En plus de 40 ans, les subventions sur les carburants et autres produits essentiels ont profité aux riches plus qu’aux pauvres, encouragé la contrebande et coûté à l’Etat plus qu’il ne pouvait se le permettre, selon plusieurs responsables du gouvernement syrien.
Le gouvernement syrien, dirigé par le parti socialiste Baath, avec son économie centralisée, subventionne jusqu’à 40 pour cent du prix de certains produits, tels que le pain, le riz et le sucre, de même que l’électricité et les carburants, depuis son arrivée au pouvoir, en 1963. (voir encadré ci-dessous)
Néanmoins, la consommation intérieure croissante d’une population en augmentation rapide, encore gonflée par l’afflux d’environ 1,5 million de réfugiés originaires d’Irak, grève lourdement les caisses de l’Etat.
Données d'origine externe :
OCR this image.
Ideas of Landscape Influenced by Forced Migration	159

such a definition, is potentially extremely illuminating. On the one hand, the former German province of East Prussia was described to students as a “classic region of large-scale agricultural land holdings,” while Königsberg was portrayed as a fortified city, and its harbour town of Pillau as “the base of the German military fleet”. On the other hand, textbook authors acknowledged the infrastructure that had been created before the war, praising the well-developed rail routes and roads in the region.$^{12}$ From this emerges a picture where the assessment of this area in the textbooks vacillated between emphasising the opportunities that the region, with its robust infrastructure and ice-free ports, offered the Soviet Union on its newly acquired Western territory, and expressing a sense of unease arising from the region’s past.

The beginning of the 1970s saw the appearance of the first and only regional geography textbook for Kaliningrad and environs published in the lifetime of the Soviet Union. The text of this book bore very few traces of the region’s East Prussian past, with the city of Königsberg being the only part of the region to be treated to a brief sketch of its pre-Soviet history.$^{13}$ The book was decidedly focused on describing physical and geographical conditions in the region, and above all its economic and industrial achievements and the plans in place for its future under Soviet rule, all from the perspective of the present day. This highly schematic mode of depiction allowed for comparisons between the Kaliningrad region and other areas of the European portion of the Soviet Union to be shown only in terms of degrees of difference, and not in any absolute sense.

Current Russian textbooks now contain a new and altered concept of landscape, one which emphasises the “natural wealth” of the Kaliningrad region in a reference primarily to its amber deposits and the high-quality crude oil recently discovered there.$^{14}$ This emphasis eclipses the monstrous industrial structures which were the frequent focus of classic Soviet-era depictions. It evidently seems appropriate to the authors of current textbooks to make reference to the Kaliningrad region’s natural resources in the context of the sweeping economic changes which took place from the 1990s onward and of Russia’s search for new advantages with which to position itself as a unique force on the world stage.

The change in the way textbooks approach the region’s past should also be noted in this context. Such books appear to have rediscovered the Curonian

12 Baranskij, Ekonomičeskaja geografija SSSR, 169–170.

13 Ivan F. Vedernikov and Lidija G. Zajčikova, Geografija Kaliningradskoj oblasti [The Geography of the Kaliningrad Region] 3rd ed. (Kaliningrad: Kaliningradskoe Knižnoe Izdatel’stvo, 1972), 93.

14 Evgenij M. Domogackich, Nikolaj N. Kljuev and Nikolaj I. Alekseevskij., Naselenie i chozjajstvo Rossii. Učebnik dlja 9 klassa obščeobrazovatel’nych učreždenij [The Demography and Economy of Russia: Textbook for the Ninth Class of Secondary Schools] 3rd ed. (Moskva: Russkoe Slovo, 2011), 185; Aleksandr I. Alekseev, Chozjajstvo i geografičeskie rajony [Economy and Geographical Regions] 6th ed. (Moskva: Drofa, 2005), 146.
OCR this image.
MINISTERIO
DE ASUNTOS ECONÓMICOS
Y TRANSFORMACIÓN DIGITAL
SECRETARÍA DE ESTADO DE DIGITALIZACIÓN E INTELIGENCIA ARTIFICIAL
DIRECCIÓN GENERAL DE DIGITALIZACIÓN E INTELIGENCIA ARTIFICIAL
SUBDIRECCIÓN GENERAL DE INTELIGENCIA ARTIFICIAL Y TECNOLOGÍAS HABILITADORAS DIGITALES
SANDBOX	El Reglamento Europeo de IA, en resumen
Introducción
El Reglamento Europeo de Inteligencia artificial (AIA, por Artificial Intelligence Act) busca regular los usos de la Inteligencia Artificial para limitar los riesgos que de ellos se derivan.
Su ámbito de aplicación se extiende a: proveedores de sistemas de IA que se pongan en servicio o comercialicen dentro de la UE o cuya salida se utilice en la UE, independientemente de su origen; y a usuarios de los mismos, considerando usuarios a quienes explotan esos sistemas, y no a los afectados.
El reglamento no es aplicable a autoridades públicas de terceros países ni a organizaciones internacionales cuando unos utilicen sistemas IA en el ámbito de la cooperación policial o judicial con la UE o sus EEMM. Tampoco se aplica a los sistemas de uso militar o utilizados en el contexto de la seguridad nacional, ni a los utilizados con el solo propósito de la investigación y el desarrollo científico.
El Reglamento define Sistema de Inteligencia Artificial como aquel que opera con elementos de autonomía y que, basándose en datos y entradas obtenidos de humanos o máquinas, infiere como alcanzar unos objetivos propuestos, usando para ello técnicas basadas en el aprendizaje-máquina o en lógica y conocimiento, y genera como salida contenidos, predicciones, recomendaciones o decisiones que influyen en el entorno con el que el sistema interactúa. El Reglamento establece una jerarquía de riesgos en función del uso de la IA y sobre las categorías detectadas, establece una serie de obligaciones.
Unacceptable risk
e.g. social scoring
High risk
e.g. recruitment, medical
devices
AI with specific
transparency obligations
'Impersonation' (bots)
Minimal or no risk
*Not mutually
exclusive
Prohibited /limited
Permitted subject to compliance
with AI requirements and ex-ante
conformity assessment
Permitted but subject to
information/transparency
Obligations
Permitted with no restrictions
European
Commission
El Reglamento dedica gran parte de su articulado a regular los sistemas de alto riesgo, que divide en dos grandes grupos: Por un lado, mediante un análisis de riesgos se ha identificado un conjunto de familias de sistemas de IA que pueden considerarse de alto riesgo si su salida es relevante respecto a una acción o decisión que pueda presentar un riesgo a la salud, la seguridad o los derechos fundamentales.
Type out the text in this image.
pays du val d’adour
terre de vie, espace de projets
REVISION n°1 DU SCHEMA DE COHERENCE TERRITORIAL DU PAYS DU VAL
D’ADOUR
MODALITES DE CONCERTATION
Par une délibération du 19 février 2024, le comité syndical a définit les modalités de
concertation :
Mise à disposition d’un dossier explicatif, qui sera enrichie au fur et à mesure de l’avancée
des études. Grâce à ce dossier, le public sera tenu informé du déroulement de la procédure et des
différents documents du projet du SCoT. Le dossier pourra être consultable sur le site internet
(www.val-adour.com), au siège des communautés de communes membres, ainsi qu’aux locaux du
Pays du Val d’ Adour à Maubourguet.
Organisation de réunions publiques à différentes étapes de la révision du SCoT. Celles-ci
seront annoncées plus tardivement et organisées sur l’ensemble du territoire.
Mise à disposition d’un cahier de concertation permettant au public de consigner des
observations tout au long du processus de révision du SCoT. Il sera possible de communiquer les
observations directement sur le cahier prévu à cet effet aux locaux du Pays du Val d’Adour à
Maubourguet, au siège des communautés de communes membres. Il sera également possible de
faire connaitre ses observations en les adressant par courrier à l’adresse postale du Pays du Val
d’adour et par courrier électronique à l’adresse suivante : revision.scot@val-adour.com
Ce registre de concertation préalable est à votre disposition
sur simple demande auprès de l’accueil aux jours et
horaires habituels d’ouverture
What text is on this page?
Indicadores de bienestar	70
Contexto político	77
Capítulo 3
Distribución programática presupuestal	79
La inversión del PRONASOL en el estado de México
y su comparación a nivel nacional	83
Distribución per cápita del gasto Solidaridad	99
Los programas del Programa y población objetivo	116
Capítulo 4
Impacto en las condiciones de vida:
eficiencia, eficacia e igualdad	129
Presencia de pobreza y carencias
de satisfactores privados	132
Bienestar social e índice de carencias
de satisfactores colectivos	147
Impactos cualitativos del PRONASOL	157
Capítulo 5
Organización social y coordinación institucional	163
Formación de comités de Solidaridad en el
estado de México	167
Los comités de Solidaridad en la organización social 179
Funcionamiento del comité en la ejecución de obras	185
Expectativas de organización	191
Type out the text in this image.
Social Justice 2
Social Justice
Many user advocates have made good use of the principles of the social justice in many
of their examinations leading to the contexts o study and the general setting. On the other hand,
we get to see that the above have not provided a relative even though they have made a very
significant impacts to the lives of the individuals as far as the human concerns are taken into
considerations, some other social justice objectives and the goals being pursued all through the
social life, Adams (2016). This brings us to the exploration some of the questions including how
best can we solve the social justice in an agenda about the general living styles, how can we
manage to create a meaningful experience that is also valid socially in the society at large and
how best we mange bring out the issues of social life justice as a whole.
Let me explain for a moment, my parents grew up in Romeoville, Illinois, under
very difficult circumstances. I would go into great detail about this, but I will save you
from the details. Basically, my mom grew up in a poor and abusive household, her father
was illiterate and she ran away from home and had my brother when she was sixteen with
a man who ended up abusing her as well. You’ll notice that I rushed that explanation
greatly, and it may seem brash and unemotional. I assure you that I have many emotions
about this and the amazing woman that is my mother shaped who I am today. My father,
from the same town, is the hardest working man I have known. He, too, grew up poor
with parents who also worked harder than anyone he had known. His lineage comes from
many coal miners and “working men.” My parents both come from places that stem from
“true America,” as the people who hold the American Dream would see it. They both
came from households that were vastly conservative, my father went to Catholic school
Les subventions permettent aux foyers à faibles revenus de pouvoir se procurer les produits les plus essentiels, mais elles sont accordées sans discernement, et profitent ainsi davantage aux riches, qui consomment plus, qu’aux pauvres.
« Les foyers syriens les plus aisés ont profité 59 fois plus des subventions du gouvernement que les familles les plus pauvres », a indiqué Abdullah Dardari, le vice-Premier ministre chargé des affaires économiques.
Comme l’a déclaré Adnan Dakhakheni, député à l’Assemblée nationale et directeur d’une organisation non-gouvernementale (ONG) de protection des consommateurs : « Un homme peut utiliser 20 litres de diesel en un jour pour chauffer l’eau de sa piscine, tandis qu’un autre en utilisera 10 en une année ».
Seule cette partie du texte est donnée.